Speaking about climate change recently, the UN secretary general Ban Ki-moon appealed for ‘leaders to act’. When we hear rallying cries like this we tend to think of world leaders. We look to governments to solve problems and make tough decisions that seem abstract to our daily lives.
More and more people however, believe that the corporate sector will bring solutions to aid the creation of a fairer, greener, more equitable world long before governments wake up to the urgency of the problem. And, this must go deeper than business innovation; this is about recasting corporate purpose to accomplish a great change to our economic and social system – so we can live within the carrying capacity of our planet.
In my work at Earthwatch and study with the Institute for Leadership and Sustainability, I come across many people who are quietly working away inside their organisations to shift the needle on sustainability. They would not define themselves as leaders, they may not be at the top of the hierarchy or hold the large pay packets or be particularly ‘charismatic’, but they are definitely leaders in my view.

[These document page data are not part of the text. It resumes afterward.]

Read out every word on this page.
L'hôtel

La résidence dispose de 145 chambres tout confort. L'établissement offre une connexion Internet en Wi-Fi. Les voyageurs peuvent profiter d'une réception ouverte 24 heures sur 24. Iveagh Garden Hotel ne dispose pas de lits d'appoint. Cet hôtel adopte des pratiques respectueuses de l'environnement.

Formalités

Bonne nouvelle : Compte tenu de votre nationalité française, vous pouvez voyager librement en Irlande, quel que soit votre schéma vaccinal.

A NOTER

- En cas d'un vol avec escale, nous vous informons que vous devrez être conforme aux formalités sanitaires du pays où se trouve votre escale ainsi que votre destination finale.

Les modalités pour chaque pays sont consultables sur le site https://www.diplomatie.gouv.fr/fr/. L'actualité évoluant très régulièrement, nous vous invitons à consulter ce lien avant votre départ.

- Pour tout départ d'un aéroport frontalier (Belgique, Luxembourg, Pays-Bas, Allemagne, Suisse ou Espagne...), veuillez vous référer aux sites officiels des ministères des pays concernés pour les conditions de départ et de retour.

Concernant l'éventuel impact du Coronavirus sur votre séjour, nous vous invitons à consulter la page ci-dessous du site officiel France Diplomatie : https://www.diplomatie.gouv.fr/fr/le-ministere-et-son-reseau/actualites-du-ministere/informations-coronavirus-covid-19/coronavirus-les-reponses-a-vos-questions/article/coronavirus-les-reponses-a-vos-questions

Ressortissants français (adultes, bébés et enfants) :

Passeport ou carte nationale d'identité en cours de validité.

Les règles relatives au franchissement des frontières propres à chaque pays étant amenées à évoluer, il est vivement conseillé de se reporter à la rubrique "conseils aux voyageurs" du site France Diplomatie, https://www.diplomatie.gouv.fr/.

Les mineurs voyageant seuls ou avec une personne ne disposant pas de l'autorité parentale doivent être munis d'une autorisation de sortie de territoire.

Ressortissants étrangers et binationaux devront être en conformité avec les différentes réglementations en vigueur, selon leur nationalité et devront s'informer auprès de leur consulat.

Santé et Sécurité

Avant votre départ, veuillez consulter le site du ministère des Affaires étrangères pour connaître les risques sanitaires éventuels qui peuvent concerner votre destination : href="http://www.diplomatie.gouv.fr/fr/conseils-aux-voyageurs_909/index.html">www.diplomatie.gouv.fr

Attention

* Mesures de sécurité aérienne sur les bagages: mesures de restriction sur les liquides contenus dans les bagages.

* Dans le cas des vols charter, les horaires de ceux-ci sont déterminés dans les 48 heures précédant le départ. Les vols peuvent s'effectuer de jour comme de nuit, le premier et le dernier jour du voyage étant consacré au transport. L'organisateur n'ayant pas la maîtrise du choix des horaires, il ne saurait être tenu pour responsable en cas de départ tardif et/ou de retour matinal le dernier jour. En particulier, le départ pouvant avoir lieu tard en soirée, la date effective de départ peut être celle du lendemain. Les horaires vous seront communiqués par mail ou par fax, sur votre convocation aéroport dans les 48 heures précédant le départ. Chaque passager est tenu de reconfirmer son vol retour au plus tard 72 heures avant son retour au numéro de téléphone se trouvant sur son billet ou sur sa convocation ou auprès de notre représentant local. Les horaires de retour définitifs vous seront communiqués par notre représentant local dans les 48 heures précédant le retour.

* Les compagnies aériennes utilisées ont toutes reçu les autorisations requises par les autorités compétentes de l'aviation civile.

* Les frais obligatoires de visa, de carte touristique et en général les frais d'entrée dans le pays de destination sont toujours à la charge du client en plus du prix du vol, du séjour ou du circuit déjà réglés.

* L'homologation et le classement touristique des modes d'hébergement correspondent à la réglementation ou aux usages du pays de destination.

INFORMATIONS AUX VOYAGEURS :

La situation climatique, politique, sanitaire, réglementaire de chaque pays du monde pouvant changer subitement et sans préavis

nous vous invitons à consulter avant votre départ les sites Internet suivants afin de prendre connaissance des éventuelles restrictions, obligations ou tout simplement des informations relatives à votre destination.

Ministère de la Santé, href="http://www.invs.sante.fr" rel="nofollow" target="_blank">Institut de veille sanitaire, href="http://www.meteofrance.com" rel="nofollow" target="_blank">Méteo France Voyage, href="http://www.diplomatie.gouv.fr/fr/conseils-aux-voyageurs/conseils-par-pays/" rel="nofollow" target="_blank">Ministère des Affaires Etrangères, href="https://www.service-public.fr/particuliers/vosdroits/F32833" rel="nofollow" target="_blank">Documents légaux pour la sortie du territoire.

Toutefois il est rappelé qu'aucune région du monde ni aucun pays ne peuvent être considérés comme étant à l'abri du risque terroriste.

Conversations with them reveal that in spite of cross sector working groups and online communities, driving change is a lonely business that often feels futile; it is all too easy to lose momentum and fall into old habits. A recent report from the Guardian identified that even CEOs feel powerless to drive sustainability in their companies given the pressure to achieve short-term success.
In ecology there is a concept called resilience, defined as the capacity of species or ecosystems to deal with change and continue to develop. To my mind, our sustainability leaders need more support to become resilient and hold on to the sense of purpose that drives them.
The Co-Active coaching model has a lot to offer here: a fulfilling life is not about owning more things and achieving more goals, it is about a life of meaning and the ability to imagine a future where this meaning can be lived and honoured.
Fulfillment can exist when daily life feels uncomfortable and exhausting. As Whitworth, et al. remind us “the paradox of fulfillment is that it is possible both to have a sense of inner peace and to experience an outer struggle at the same time.” Co-Active coaches hold this as a guiding principle and as such can be (and already are), powerful enablers for sustainability leaders, offering recognition and acknowledgement for what can be a thankless quest.
Co-Active coaches seek to connect with their client’s hearts, minds, bodies and spirits, rather than simply focusing on individual problems and working with ‘the head’ as some coaching disciplines tend to do. I have seen for myself the re-connection that takes place in clients through this approach – often preceded by a sense of discomfort at the idea of listening to the body, perhaps for the first time since childhood.
This way of working is immensely powerful for sustainability and many would argue that rational Western thought has separated us from the natural world and led to the crisis we now find ourselves in. According to the philosophy of deep ecology, bodily experience and emotional arousal can lead to a heightened sense of empathy for non-human life and an appreciation of how dependent we are on the well-being of nature for our own well-being.
This is the kind of transformation we need to induce if we are to visualise and create a sustainable future; we cannot do this with our intellect alone – as great as that may be. Love, care and empathy are not words that feature widely in management vocabulary but they deserve to be given a voice in organisations.
We need more powerful alliances between Co-Active coaches and sustainability leaders in order to nurture and sustain the courage to challenge organisational status quo so profit becomes just one driving force amongst many others, and to do so without feeling the pressure to replicate traditional models of leadership. There is no template for success. Everyone is creative, resourceful and whole.